Sorry, but I'm not familiar with that particular server environment. It will likely take some in-depth searching to find out what your options are. Since a webSocket connection is a continuous connection, then you will need a process that is running continuously that can be the server-side part of the webSocket connection. This can either be something built into your webServer or it can be an additional process that the webServer starts up and forwards incoming connections to.
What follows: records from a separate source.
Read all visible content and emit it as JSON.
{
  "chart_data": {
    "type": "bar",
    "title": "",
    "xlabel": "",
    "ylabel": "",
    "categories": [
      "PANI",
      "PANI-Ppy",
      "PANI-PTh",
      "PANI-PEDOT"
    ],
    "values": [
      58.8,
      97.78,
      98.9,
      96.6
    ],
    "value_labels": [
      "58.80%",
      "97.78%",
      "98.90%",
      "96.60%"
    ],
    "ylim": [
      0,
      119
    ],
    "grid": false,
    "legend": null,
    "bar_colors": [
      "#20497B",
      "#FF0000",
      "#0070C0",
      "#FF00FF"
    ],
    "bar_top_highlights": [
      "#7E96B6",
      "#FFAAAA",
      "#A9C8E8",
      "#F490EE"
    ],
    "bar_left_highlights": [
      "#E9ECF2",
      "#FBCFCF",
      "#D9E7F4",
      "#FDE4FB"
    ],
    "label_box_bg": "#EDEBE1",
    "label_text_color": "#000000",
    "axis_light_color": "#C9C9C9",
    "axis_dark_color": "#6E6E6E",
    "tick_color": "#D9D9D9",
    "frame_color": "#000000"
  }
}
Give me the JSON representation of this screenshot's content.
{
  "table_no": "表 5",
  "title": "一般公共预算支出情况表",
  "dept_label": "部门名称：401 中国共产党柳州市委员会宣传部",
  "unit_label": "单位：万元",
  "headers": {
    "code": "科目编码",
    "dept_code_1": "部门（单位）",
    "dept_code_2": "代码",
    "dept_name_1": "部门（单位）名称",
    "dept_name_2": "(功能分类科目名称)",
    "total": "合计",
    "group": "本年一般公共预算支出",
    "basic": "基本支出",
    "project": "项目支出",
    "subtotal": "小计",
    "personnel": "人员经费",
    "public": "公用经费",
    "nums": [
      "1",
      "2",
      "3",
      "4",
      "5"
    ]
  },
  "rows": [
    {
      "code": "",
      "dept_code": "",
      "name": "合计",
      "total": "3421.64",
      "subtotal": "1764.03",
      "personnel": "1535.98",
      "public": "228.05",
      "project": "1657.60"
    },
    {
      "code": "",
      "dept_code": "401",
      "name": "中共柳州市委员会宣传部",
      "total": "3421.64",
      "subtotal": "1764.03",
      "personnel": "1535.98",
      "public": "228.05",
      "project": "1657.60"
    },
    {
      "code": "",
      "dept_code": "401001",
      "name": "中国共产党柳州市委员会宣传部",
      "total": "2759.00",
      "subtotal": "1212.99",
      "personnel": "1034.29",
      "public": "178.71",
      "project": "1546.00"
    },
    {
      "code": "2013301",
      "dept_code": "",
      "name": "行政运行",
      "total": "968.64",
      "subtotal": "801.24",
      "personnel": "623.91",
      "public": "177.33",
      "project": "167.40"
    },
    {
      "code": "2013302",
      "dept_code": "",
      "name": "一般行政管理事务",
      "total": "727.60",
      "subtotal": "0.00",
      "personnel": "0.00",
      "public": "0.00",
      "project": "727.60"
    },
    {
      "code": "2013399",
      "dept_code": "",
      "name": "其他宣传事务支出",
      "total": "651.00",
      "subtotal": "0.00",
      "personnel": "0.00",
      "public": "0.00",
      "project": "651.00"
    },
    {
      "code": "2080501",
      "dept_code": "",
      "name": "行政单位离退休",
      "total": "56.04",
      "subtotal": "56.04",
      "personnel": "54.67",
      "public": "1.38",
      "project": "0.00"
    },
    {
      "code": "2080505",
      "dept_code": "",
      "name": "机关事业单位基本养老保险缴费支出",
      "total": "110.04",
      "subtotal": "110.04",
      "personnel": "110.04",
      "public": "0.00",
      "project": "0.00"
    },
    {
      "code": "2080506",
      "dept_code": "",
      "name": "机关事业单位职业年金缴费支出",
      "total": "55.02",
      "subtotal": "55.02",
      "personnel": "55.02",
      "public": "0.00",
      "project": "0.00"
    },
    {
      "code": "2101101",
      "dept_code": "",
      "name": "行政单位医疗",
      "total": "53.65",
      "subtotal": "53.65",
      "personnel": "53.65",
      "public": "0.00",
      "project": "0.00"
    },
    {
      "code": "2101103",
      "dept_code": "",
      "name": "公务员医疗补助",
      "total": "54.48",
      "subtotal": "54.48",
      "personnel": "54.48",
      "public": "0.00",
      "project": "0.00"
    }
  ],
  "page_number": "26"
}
FYI, I have a custom application at home here built on a Raspberry Pi that uses webSockets for real-time communication with browser web pages and it works just fine. I happen to be using node.js for the server environment and the socket.io library that runs on top of webSockets to give me a higher level interface on top of webSockets. My server code checks several hardware sensors on a regular interval and then whenever there is new/changed data to report, it sends messages down any open webSockets so the connected browsers get real-time updates on the sensor readings.
You would likely need some long-running application that incoming webSocket connections were passed from the web server to your long running process or you'd need to make the webSocket connections on a different port than your web server (so they could be fielded by a completely different server process) in which case you'd have a whole separate server to handle your webSocket requests and sockets (this server would also have to support CORS to enable browsers to connect to it since it would be a different port than your web pages).